Ungkapan tradisional bahasa Kabola mengandung nilai-nilai sosial budaya yang khas;
nilai-nilai yang menunjukkan ciri dan identitas masyarakat etnik Kabola dalam pergaulan
ditengah-tengah masyarakat multi kultur. Nilai-nilai tersebut antara lain berbuat baik,
persatuan, gotong royong dan tolong menolong, toleransi dan menerima perbedaan atau
kelemahan oarang lain, saling menghargai dan hormat-menghormati, tidak angkuh dan
mengakui kelebihan dan kemampuan orang lain. Nilai-nilai budaya tersebut masih relevan
untuk digunakan sebagai pedoman tingkah laku bagi masyarakat etnik Kabola.

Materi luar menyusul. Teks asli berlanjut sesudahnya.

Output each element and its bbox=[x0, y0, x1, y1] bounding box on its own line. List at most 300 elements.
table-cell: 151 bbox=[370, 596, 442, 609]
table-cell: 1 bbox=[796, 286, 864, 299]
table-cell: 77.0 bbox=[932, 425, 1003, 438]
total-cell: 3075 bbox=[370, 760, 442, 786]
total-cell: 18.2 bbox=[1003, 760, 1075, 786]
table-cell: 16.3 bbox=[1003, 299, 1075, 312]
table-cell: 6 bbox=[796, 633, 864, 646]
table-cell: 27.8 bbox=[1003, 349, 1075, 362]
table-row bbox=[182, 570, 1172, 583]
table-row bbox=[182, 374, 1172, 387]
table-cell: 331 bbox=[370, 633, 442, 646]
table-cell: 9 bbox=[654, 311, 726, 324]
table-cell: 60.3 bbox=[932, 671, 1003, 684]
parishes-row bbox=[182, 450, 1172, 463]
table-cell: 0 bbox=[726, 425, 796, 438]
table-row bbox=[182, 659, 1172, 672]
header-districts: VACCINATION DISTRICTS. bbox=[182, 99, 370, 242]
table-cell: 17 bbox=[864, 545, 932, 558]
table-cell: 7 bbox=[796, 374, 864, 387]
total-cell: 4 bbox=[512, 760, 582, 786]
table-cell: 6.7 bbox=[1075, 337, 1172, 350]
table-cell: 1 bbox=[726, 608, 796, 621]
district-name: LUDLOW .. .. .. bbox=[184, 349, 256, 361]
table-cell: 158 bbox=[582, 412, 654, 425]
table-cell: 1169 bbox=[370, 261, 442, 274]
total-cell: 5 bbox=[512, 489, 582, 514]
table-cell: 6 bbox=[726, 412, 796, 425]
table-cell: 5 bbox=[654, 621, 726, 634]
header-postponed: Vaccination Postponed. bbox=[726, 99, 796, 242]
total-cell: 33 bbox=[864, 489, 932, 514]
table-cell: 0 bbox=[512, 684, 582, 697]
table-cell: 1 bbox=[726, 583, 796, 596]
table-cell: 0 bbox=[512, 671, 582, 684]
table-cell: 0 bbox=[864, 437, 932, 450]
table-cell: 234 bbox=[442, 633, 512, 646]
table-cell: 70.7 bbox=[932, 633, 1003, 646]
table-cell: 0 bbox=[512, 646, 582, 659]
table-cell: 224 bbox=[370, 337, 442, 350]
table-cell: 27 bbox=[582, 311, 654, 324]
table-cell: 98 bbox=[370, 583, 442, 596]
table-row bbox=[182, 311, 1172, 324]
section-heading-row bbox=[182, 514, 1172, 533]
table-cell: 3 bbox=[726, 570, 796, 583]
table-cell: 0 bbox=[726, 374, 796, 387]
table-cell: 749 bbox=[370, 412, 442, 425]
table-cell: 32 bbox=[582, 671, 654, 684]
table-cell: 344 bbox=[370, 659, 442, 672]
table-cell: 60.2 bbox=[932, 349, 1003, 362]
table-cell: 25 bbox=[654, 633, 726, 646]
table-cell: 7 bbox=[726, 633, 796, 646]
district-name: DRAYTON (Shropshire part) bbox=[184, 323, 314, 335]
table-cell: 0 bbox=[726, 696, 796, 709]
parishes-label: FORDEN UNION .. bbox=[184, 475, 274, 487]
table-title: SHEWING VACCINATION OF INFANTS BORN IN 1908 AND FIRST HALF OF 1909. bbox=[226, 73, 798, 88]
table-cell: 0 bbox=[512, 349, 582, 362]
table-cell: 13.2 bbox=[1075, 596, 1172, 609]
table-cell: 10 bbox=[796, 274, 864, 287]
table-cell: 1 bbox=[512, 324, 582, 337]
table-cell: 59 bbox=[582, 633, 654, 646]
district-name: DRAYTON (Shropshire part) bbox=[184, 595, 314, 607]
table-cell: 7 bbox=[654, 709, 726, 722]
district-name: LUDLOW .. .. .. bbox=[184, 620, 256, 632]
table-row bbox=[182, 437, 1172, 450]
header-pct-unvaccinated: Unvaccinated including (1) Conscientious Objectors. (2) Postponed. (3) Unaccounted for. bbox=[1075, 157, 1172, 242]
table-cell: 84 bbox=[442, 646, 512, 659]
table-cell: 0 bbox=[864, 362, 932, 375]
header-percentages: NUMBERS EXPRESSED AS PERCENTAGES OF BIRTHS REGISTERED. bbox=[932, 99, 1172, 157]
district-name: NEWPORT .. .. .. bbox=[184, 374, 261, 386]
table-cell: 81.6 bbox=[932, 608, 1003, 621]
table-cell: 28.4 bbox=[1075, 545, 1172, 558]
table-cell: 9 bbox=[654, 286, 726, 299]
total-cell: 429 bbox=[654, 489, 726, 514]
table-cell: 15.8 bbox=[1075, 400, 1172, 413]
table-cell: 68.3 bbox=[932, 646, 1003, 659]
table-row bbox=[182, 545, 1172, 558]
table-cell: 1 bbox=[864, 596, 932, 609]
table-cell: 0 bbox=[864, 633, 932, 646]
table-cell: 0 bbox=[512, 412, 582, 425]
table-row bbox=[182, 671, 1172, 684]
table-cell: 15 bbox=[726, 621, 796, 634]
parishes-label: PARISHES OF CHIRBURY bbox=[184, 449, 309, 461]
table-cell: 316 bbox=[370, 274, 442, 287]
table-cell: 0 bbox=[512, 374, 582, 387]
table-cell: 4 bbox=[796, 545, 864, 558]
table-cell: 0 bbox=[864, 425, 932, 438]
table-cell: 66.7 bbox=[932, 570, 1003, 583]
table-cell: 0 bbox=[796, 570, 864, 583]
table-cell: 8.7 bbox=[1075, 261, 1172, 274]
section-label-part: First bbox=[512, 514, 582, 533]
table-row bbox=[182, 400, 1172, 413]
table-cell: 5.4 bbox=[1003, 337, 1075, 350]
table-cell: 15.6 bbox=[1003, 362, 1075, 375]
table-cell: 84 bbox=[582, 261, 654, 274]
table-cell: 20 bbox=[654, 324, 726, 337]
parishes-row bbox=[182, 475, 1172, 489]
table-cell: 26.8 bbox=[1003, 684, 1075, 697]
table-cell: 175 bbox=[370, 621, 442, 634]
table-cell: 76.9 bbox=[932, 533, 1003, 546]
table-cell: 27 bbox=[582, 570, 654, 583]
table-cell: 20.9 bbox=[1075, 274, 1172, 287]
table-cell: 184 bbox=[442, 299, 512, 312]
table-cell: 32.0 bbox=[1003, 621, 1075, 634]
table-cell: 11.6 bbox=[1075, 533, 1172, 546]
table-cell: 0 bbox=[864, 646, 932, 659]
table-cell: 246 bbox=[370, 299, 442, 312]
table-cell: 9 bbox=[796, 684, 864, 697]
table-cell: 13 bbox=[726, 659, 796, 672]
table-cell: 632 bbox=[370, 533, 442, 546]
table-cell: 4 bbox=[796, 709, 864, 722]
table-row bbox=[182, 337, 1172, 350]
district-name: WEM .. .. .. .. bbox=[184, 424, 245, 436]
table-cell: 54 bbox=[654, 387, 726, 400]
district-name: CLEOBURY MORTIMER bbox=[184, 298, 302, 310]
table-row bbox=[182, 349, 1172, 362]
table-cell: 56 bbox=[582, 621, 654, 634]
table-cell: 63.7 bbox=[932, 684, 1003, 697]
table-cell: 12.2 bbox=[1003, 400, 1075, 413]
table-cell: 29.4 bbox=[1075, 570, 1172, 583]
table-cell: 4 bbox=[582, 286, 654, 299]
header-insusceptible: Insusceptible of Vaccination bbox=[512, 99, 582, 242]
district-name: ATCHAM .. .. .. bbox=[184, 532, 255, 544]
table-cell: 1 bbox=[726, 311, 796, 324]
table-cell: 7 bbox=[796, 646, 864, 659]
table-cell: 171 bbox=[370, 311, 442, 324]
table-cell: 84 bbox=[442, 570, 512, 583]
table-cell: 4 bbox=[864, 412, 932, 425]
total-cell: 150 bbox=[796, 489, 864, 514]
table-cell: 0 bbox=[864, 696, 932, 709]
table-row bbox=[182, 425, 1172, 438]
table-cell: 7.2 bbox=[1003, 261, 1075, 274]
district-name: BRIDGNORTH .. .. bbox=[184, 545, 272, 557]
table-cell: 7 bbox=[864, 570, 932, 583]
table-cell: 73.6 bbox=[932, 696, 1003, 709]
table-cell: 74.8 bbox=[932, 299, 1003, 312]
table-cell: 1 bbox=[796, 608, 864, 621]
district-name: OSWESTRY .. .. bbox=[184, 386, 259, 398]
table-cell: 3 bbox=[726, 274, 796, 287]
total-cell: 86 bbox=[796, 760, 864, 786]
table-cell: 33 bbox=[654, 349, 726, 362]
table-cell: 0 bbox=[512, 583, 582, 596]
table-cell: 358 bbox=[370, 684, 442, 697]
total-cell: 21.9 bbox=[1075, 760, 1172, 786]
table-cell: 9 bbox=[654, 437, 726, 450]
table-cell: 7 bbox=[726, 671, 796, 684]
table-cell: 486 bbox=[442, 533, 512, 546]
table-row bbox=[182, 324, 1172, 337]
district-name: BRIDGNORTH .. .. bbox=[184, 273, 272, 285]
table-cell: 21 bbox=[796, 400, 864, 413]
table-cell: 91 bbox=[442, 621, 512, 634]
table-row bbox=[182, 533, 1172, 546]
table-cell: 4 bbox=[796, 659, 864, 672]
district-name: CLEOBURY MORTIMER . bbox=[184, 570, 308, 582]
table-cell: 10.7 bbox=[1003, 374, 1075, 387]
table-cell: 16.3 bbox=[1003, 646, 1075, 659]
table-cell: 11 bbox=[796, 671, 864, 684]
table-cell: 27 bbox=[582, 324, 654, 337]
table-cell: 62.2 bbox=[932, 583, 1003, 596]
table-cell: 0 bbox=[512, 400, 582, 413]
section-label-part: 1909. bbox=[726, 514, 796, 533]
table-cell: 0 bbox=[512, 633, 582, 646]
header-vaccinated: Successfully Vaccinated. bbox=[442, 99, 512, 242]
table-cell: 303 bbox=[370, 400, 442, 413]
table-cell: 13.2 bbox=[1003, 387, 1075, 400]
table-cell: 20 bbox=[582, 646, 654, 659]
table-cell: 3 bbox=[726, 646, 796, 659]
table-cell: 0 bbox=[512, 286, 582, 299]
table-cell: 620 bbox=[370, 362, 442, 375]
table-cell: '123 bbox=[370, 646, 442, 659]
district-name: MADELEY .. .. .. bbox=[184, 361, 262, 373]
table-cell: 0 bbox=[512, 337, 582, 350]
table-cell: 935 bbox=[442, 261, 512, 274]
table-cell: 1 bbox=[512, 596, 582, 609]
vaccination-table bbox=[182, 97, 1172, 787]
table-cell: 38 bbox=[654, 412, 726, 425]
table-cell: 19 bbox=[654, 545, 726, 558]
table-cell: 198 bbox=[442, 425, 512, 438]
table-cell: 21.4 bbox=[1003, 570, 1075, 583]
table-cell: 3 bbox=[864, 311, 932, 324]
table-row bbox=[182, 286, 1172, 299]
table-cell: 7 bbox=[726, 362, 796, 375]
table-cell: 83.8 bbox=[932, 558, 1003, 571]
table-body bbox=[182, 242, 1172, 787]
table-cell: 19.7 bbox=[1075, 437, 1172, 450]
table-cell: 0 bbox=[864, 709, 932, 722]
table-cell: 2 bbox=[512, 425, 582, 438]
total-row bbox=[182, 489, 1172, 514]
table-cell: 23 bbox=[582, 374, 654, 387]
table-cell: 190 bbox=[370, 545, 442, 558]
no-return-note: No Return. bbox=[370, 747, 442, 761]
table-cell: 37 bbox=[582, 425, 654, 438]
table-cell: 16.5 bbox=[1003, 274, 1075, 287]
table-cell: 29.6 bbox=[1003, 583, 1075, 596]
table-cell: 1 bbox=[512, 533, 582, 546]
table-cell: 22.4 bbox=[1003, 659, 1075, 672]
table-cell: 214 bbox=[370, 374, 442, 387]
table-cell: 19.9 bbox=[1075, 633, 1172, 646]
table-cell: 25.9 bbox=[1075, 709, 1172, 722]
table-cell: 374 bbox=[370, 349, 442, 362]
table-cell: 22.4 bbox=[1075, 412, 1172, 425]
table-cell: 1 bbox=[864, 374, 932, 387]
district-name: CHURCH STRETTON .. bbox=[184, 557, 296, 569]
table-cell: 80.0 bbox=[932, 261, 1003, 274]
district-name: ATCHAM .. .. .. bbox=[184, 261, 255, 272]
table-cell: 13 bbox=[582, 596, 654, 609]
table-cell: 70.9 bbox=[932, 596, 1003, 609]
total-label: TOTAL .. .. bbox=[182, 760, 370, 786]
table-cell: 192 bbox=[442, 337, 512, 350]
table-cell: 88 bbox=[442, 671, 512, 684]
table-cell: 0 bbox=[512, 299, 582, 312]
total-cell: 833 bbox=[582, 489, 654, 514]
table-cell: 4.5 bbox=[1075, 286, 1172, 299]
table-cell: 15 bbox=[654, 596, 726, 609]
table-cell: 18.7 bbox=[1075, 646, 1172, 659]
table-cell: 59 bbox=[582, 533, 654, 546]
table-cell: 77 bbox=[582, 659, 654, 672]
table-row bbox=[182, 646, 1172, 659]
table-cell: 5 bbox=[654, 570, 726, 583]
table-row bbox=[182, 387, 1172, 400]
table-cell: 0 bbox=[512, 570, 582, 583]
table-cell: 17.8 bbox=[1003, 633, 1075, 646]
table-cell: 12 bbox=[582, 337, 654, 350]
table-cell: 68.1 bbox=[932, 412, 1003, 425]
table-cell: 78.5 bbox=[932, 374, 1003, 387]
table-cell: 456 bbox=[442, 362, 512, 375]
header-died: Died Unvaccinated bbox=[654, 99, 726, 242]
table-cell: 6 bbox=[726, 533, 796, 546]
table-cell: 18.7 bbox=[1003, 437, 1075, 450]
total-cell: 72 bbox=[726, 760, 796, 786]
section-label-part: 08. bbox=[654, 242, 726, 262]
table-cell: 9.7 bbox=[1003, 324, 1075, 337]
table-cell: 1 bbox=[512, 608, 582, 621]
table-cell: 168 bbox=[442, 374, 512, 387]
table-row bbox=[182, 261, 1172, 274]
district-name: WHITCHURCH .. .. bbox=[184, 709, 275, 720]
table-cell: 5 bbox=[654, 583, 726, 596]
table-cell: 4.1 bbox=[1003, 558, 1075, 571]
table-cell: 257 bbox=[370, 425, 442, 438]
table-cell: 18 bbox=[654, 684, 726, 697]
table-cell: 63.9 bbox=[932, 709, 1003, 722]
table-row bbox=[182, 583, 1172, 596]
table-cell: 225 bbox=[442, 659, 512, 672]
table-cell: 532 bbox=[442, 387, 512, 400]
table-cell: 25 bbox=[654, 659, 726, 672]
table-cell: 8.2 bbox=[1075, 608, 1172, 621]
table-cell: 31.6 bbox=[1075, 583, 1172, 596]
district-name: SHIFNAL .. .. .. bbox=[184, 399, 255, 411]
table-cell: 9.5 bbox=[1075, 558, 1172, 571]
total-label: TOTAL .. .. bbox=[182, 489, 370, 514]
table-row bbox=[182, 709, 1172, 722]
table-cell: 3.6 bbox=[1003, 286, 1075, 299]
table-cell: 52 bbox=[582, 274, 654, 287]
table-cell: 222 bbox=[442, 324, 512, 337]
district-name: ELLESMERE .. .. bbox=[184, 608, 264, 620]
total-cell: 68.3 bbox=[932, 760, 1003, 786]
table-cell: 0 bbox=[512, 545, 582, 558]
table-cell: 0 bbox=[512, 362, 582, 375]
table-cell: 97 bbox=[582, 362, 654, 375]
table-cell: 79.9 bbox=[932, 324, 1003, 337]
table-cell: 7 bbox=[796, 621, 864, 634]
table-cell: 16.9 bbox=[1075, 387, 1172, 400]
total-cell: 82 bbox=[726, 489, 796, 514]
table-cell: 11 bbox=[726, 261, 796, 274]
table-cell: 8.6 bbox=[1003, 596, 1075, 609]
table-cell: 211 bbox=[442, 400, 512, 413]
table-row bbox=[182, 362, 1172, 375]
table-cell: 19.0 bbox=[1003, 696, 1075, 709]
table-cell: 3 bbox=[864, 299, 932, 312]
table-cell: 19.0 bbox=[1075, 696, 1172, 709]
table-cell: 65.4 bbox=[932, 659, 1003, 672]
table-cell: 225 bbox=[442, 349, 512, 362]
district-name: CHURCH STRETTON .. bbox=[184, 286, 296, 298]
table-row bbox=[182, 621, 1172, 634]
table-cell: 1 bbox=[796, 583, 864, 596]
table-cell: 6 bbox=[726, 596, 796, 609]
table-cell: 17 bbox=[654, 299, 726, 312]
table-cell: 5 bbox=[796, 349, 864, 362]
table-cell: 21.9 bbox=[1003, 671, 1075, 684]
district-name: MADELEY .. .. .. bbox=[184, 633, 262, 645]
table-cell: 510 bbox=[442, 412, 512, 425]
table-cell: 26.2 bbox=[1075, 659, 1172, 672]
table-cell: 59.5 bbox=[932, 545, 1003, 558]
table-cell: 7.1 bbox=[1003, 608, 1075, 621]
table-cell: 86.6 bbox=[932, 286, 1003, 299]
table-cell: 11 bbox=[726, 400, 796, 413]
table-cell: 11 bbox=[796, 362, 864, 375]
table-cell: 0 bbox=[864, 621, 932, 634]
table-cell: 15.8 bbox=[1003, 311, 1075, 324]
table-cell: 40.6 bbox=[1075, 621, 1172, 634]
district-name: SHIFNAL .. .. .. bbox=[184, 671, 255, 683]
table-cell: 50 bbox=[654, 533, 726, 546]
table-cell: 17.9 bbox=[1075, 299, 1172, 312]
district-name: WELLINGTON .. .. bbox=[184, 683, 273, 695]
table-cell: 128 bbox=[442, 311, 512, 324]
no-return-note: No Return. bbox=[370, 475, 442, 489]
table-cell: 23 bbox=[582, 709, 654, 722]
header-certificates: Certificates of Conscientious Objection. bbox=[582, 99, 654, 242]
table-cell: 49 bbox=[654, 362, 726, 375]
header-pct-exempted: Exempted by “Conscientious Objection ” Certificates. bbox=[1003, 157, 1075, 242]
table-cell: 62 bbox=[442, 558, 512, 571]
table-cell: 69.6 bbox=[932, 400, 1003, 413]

Ungkapan tradisional bahasa Kabola biasanya digunakan untuk menyampaikan nasehat,
perintah atau larangan. Dengan demikian, ungkapan-ungkapan tersebut befungsi sebagai
media pendidikan bagi keluarga dan masyarakat dalam berperilaku berdasarkan dengan
norma dan aturan yang ditetapkan. Labih jauh lagi, ungkapan-ungkapan tersebut juga
berfungsi sebagai bentuk koservasi nilai-nilai kearifan lokal masyarakat etnik Kabola.